Ever wondered why Lululemon’s yoga pants are pricier than Adidas and Nike’s? It’s a question not just for curious shoppers, but increasingly for investors too.
The premium sportswear maker has had a rough year, with its stock plunging more than 48% and wiping out all of 2023’s gains. It’s now the Nasdaq 100’s third-worst performer.
Lululemon’s balance sheet might have looked solid for a while, but global revenue growth has been slowing over the past two years. What’s more, the company cut its revenue forecast for the rest of the year in August, piling more pressure on the stock.
Not a good look
- Sales in the US, Lululemon’s biggest market, have been down every month in 2024 compared to last year, with a drop of 4% for the year as of early September, according to Deutsche Bank.
- A Morgan Stanley survey found Lululemon ranked the lowest on value-for-money among Chinese respondents — worse than Fila, Adidas, Nike and other local brands. (Side note: it’s much more expensive as well).
China is key. In 2023, it accounted for 10% of the company’s total revenue, making it the second-largest market after the Americas.

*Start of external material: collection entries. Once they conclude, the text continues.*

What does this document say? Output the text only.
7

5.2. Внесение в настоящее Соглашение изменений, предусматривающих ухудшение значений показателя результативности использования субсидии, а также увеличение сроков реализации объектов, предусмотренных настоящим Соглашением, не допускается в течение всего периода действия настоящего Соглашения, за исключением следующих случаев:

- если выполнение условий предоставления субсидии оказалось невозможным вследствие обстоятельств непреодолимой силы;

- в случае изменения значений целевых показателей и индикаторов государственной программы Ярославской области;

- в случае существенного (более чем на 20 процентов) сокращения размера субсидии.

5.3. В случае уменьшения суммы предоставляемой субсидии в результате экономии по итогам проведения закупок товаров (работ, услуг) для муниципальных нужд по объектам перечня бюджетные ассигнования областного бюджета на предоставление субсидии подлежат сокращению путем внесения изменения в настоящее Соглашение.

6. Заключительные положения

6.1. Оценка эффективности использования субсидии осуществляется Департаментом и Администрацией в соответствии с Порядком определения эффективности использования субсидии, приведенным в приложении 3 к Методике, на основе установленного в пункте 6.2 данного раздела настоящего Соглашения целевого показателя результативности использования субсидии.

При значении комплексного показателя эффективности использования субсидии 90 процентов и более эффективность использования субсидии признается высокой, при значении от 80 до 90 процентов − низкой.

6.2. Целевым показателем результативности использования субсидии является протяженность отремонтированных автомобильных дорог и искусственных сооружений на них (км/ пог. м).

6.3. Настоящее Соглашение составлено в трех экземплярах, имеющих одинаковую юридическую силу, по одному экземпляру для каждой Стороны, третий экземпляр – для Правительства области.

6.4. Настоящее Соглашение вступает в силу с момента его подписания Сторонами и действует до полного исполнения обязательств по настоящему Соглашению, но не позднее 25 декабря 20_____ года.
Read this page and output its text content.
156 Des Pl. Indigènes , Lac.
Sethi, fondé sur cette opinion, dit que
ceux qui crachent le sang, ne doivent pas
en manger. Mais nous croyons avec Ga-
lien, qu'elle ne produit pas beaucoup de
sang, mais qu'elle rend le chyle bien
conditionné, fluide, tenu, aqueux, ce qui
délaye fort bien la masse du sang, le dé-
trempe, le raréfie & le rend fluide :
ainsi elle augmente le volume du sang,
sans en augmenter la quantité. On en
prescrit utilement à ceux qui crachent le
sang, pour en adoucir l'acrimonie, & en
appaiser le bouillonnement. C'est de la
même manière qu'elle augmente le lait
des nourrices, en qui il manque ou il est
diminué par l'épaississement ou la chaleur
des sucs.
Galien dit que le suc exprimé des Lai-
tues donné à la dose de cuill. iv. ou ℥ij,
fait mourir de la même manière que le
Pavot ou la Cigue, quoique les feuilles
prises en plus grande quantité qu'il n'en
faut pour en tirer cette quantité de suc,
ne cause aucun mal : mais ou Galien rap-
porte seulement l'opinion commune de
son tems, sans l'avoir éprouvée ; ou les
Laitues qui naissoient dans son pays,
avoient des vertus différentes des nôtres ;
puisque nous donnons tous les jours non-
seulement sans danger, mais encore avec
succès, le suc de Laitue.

China also boasts the second-highest number of Lululemon stores globally (127), with most new openings in 2024 expected there as well.
Premium brands like Lululemon have thrived in China thanks to their niche appeal, making China the brand’s top growth driver by revenue last year. But as Chinese consumers grow more value-conscious amid an economic slowdown, Lululemon’s low value-for-money ranking doesn’t bode well for it. This could put real pressure on revenue.
The stock this year:
Pick or pass?
It’s not all bad, though. Lululemon’s total revenue is still forecast to keep growing, and there could be money to be made for investors.
- Morgan Stanley has a 12-month price target of $314, suggesting a potential upside of nearly 20% from current levels. JP Morgan and Bank of America are even more bullish, with all three maintaining “buy” ratings for the stock.
- Analyst consensus at Refinitiv is also a “buy” and implies a similar upside.
- Lululemon’s forward price-to-earnings ratio sits at 17.8 times, relatively cheap compared to Nike’s 27.5 and Adidas’ 36.7, with the industry average at 26.5. If these forecasts play out, current levels could be an attractive entry point.